Neil Jefferies

Neil Jefferies

Last updated on 17 November 2017

Neil Jefferies is Head of Innovation at Bodleian Libraries, University of Oxford


I would like to query the rationale for actually doing periodic fixity checking in isolation. This has bugged me for a bit so I am going to unload.

As far as I can see, the main reasons would be undetected corruption on storage and tampering that doesn’t hijack the chain of custody.

All storage media now have built-in error detection and correction using Reed-Solomon, Hamming or something similar which is generally capable of dealing with small multi-bit errors. In modern environments, this gives unrecoverable read error rates of at worst around 1 in 10^14 and generally several orders of magnitude better – which is around one in 12TB total read. Write errors are less frequent – they do occur but can be detected by device firmware and retried elsewhere on the medium. These are absolute worst case figures and result in *detectable* failure long before we even get to computing fixity. The chance of bit flips occurring in such a pattern as to defeat error correction coding is several orders of magnitude less – it is similar to bit flips resulting in an unchanged MD5 hash. Interestingly, in most cases the mere act of reading data allows devices to detect and correct future errors as the storage medium becomes marginal so there is value in doing that.

Consequently, however, undetected corruption is most likely when data moves from the error corrected environment of the medium to less robust environments. At an interconnect level protocols such as SCSI, SATA, Ethernet and FC are all error corrected as is the PCI-E bus itself. The most likely failure points are likely to be a curator’s PC or software. How many curators work on true workstation grade systems with error corrected RAM and error corrected CPU caches? How well tested are your hashing implementations (MD5 had a bug not so long ago)? How about all the scripts that tie everything together? How about every tool in your preservation toolchain? How many of these fail properly when an unrecoverable media error is encountered? 

If we consider malicious activity then, again, we have to ask whether it is easier to attack the storage (which may require targeting several geographically dispersed and reasonably secure targets) or the curation workflow, which is localised, generally in a less secure location than a machine room, and can legitimise changes. A robust digital signature environment is the way to deal with this – and fixity hashes *can* be used to make this more efficient (sign the hash rather than the whole object).    

Locally computed hashes can be very useful as a bandwidth efficient way of comparing multiple copies of an object (rsync has done this for ages) to ensure that they are in sync. 

So there are reasons to compute hashes, when needed, but fixity is not necessarily a compelling reason given the way modern systems are engineered.  

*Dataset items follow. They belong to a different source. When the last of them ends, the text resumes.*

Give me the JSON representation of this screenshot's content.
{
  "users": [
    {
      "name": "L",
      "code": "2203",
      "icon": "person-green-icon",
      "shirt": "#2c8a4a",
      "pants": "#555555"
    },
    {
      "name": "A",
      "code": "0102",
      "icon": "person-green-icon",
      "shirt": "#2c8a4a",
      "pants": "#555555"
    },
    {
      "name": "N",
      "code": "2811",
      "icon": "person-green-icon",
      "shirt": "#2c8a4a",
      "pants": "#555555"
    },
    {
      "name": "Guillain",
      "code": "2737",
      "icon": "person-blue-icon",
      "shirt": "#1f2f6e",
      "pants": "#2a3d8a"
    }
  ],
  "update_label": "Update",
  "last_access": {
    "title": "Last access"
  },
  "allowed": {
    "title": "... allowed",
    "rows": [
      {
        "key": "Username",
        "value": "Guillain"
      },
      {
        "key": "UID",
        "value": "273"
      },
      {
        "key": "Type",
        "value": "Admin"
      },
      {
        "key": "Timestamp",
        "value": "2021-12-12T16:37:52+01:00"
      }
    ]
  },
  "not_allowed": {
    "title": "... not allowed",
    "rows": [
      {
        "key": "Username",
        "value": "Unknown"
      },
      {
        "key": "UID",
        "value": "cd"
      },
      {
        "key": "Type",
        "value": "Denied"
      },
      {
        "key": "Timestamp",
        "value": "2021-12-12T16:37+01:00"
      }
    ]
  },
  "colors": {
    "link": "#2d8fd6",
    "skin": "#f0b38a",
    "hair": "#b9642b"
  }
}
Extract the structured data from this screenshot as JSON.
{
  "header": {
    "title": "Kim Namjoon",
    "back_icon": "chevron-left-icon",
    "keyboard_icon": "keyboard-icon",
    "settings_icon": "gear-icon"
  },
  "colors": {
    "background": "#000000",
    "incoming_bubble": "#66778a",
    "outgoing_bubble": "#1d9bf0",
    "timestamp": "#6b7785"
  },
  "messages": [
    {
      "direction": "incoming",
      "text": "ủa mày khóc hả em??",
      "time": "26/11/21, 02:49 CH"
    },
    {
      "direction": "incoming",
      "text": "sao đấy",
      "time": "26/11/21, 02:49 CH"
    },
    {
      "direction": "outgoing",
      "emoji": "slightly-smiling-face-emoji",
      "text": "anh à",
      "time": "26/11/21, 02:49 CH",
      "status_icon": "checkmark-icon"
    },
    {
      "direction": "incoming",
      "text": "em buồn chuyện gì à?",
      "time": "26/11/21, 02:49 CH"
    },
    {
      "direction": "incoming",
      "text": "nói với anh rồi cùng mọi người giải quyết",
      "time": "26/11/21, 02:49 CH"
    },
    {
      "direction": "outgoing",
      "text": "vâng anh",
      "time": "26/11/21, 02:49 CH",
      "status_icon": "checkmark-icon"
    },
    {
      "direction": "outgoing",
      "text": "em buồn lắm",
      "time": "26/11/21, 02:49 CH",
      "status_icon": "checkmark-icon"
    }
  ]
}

In practice, these checks do detect failures but they are almost exclusively transmission errors as a result of uncontrolled (and unauditable) activities - often by sysadmins or third party suppliers not well versed in digital preservation. In these cases, the wrong data is actually written to storage so there is no fixity to lose. Periodic "fixity" checking can catch these cases, but ideally you want to have visibility of these processes and checking immediately after completion. If the errors are in automated processes, waiting for a periodic check to come round may allow significant damage to occur.